A Domestic Digital Peace Corps?

Watching the video of Trump’s rally in Georgia also woke me up to one fact: As crazy as Trump is, he is not the craziest. There are people in the audience who are even more zealous, more extreme, and more intense than the speaker himself. These are the people who always responded to his most extreme lies and chanted “We love him!” spontaneously. Of course, guys like Lin Wood and Sydney Powell also go farther than Trump in legal terms, which Trump apparently felt the need to keep some distance from them.

Unlike Trump who has a personal agenda to rip people off, his followers are innocent to a large extent that they are victims of Trump’s lies and manipulations. But the challenge is how to teach them so they can shift their attention away from dirty politics and to constructive work. We can’t simply tell them “You have been cheated because you are ignorant!” as doing so would only drive them further away.

In some way this is like saving people from a cult religion where the followers have been brainwashed and manipulated by the cult leaders.

This is where I came to the idea of a domestic Peace Corps. Instead of listening to politicians like Biden, perhaps more meaningful changes can be brought about at the grassroot level, where ordinary citizens talk to each other. Instead of sending young volunteers away to other countries, we direct our attention to areas with little income growth, little changes from decades or even centuries ago, and little hope for the future. Finally, instead of sending people across borders, we send change agents (volunteers) to the people who need help mostly through digital connections. This is where Biden’s plan of investing $20 billion to establish digital infrastructure across the board can help. Like Peace Corps, this new program will be government funded and is subject to periodical audition to evaluate the impacts.

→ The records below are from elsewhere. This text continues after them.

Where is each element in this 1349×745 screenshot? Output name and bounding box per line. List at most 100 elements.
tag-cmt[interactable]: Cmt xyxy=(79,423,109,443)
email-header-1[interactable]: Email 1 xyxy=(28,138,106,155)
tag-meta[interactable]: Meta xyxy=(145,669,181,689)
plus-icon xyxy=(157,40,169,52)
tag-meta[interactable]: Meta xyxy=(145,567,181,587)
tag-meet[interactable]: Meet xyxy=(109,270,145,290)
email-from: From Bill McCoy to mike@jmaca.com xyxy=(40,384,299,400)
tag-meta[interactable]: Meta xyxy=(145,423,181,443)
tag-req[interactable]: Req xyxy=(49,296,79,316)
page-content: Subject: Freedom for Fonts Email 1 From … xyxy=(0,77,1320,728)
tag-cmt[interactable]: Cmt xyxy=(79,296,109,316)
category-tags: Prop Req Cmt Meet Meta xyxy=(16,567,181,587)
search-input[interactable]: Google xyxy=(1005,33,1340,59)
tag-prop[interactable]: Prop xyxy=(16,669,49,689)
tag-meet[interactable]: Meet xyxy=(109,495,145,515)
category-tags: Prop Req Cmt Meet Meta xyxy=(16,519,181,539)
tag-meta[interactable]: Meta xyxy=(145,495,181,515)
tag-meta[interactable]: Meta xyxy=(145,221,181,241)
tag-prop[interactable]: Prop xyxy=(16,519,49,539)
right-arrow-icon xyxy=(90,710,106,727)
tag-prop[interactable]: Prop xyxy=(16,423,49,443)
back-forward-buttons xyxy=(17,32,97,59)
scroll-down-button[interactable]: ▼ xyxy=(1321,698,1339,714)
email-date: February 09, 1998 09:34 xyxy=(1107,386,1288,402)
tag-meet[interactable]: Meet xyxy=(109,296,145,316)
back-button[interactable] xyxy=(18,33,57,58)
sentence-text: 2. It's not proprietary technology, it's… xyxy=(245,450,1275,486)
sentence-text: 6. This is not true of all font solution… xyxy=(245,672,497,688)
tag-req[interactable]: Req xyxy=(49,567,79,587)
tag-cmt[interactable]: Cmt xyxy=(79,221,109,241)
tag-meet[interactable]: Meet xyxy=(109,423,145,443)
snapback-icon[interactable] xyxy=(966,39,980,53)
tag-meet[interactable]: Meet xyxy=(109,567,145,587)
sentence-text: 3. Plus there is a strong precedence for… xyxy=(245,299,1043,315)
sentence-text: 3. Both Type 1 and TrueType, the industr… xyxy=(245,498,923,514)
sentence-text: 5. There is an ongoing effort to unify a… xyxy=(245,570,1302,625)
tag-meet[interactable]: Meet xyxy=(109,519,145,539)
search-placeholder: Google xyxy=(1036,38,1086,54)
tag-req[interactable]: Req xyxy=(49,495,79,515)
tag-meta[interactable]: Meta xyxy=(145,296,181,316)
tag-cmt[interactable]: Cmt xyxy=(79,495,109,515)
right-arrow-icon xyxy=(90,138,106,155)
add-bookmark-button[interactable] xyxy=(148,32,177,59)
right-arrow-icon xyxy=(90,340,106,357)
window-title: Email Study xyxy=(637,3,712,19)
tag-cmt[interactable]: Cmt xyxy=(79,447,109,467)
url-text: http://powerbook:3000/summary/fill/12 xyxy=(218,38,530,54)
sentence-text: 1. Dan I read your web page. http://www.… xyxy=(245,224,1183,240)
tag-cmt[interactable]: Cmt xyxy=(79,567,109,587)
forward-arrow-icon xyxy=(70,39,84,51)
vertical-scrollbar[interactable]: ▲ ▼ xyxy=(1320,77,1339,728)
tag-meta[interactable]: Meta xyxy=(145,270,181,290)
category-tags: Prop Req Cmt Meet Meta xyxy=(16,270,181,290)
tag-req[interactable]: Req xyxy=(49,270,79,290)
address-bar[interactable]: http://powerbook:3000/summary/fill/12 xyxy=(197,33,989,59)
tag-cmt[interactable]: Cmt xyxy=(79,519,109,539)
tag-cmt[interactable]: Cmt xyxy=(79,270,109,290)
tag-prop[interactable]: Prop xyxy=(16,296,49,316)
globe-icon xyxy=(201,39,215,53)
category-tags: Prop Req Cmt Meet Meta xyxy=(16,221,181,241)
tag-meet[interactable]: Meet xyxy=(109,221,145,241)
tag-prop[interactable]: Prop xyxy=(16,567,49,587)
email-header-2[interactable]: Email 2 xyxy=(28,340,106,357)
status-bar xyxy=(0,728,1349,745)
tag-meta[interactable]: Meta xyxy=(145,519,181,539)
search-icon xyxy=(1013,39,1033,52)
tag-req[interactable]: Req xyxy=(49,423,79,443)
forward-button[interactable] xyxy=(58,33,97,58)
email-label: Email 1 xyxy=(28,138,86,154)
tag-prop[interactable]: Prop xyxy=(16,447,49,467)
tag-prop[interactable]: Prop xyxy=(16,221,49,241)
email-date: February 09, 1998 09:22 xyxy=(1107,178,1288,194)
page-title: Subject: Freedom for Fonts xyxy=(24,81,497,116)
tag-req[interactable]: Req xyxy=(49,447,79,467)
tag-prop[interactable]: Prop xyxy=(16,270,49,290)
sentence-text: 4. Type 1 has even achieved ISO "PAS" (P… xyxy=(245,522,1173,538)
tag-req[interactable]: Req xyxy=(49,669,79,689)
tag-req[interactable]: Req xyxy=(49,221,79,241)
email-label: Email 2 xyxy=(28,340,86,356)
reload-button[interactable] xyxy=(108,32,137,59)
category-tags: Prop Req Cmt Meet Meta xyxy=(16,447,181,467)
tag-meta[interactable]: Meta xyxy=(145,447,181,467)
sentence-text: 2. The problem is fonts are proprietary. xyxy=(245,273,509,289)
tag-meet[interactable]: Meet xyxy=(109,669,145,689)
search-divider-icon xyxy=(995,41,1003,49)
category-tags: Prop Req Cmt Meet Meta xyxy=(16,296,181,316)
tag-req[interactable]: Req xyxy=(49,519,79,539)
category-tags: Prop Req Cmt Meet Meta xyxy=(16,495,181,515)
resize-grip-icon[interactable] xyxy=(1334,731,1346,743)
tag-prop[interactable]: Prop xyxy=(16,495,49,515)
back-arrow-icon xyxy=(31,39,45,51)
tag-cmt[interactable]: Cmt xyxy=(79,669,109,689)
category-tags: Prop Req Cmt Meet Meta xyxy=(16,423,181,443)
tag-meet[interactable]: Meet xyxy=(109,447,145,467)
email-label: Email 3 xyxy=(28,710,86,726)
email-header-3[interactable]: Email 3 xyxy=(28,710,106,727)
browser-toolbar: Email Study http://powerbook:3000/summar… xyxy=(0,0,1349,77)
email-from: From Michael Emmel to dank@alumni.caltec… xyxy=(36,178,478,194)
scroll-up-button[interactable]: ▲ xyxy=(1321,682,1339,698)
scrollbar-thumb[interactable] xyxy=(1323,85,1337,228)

Details need to work out through trial projects but in general, this is similar to the field experiment conducted by political scientists that I cited in another blog, who invited people from different walks of life with different political orientations to a resort in Texas and just talked and listened to each other. It is also similar to this interesting case where a woman from Charlotte successfully brought a stranger back from the brink of suicide.

But doing it digitally has advantages. For one thing, it is way cheaper than otherwise. Citizens can also share online sources of information and just chat about issues they both are interested in. We can let everything and anything go on their own paths after people meet online: One could introduce some job to another, share some entrepreneurial ideas, give a digital tour of local community, watch movies they both like, or introduce new friends to each other. The idea is to break the local geographic limits and let people learn from each other’s lives.